Dr. Smith: Since lung cancer screening, maybe it’s not as known as, say, prostate cancer screening or breast cancer screening, is there a movement or a plan to educate the community better, that this screen is available for high risk patients?

Dr. Mortman: Many programs, when they were developed just in recent years when different hospital and the healthcare systems put together screening programs, there was marketing to the public, which we’re done here at GW as well to let them know that this test is available, and more recently – meaning about in the past two years or so – again covered by Medicare and most private insurances. Usually, there's no out-of-pocket expense for their patients. It’s usually advertised at some of the healthcare screening programs that our hospital participates in.

Dr. Smith: In summary, Dr. Mortman, what would you like people to know about lung cancer screening?

Dr. Mortman: I certainly would like them to know that if they have these high risk criteria – meaning if they are in the 55 to 77 age group – if they are a current smoker and have smoked the equivalent of a pack a day for 30 years, or they’ve quit smoking with the past 15 years, these are patients who are at risk. I would urge them to speak with their primary care physician about these risk factors and if the low dose CT scan is appropriately for them, and if so, their primary care doctor can get in touch with us here in the Division of Thoracic Surgery at GW.

Dr.

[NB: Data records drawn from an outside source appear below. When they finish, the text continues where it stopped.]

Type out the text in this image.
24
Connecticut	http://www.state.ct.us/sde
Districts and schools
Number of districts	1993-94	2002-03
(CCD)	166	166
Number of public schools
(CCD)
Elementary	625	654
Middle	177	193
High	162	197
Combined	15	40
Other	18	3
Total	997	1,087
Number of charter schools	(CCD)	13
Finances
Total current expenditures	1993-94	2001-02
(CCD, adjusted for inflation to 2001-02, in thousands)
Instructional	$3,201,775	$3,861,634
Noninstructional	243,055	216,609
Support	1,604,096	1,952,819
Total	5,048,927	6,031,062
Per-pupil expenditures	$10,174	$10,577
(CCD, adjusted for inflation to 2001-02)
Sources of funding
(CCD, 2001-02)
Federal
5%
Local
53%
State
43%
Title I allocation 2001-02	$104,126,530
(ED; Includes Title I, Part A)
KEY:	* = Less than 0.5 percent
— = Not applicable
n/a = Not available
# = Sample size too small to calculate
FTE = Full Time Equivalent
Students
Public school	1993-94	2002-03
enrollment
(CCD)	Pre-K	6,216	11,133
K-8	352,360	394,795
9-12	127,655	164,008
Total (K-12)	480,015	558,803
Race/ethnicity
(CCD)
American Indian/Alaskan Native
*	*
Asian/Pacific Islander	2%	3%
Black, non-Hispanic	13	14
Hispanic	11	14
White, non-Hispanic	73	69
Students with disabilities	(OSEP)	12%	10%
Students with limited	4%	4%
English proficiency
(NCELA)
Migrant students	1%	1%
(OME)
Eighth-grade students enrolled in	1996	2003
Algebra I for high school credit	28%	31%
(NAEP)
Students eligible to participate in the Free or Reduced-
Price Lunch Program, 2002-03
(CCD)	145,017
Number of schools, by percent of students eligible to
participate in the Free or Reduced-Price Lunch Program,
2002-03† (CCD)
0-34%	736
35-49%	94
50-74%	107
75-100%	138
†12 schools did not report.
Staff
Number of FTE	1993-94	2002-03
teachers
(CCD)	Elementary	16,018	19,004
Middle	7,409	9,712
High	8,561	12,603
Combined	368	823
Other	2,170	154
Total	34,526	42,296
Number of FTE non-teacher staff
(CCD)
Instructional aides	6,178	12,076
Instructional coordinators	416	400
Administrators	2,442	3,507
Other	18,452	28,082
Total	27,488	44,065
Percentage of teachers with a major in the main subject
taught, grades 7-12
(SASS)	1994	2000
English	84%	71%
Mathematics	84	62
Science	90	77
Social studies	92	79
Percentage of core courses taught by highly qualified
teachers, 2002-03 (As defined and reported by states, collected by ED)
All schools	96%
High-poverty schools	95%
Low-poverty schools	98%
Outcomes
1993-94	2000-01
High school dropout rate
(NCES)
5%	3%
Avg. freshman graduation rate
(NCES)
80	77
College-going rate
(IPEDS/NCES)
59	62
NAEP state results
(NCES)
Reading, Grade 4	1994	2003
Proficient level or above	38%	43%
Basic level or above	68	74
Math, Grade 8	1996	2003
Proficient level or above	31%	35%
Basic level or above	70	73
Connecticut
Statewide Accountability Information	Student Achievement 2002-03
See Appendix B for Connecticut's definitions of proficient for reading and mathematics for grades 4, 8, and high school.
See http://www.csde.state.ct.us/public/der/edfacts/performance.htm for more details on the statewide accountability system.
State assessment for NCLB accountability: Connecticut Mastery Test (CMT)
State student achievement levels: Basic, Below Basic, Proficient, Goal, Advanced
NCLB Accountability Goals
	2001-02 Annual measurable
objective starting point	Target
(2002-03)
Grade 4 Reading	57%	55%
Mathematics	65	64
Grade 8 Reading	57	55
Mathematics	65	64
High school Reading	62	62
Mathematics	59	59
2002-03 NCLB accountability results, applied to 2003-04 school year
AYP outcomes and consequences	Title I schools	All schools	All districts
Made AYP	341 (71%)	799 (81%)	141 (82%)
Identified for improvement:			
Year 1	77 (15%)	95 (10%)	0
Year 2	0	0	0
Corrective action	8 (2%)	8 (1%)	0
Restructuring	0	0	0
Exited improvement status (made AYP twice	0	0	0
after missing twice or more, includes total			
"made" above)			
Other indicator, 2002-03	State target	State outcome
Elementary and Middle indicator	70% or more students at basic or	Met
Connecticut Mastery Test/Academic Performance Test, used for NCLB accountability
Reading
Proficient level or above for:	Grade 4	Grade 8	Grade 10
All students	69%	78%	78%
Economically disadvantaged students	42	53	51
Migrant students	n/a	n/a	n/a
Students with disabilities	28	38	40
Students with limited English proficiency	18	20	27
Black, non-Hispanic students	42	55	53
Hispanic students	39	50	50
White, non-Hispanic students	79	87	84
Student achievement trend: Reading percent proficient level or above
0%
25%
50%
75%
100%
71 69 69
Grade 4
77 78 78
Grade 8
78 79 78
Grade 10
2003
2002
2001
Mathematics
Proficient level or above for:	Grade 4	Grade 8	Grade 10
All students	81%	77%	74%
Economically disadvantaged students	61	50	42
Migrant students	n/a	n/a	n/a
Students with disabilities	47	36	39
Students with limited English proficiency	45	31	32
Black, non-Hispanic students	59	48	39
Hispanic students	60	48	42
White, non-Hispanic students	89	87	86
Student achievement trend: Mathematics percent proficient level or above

Smith: Dr. Mortman, I want to thank you for the work that you are doing and also thank you for coming on the show today. You're listening to GW Hospital Healthcast with the George Washington University Hospital. For more information, you can go to GWHospital.com. That’s GWHospital.com. Physicians are independent practitioners who are not employees or agents of the George Washington University Hospital. The hospital shall not be liable for actions or treatments provided by physicians. This is Dr. Michael Smith. Thanks for listening.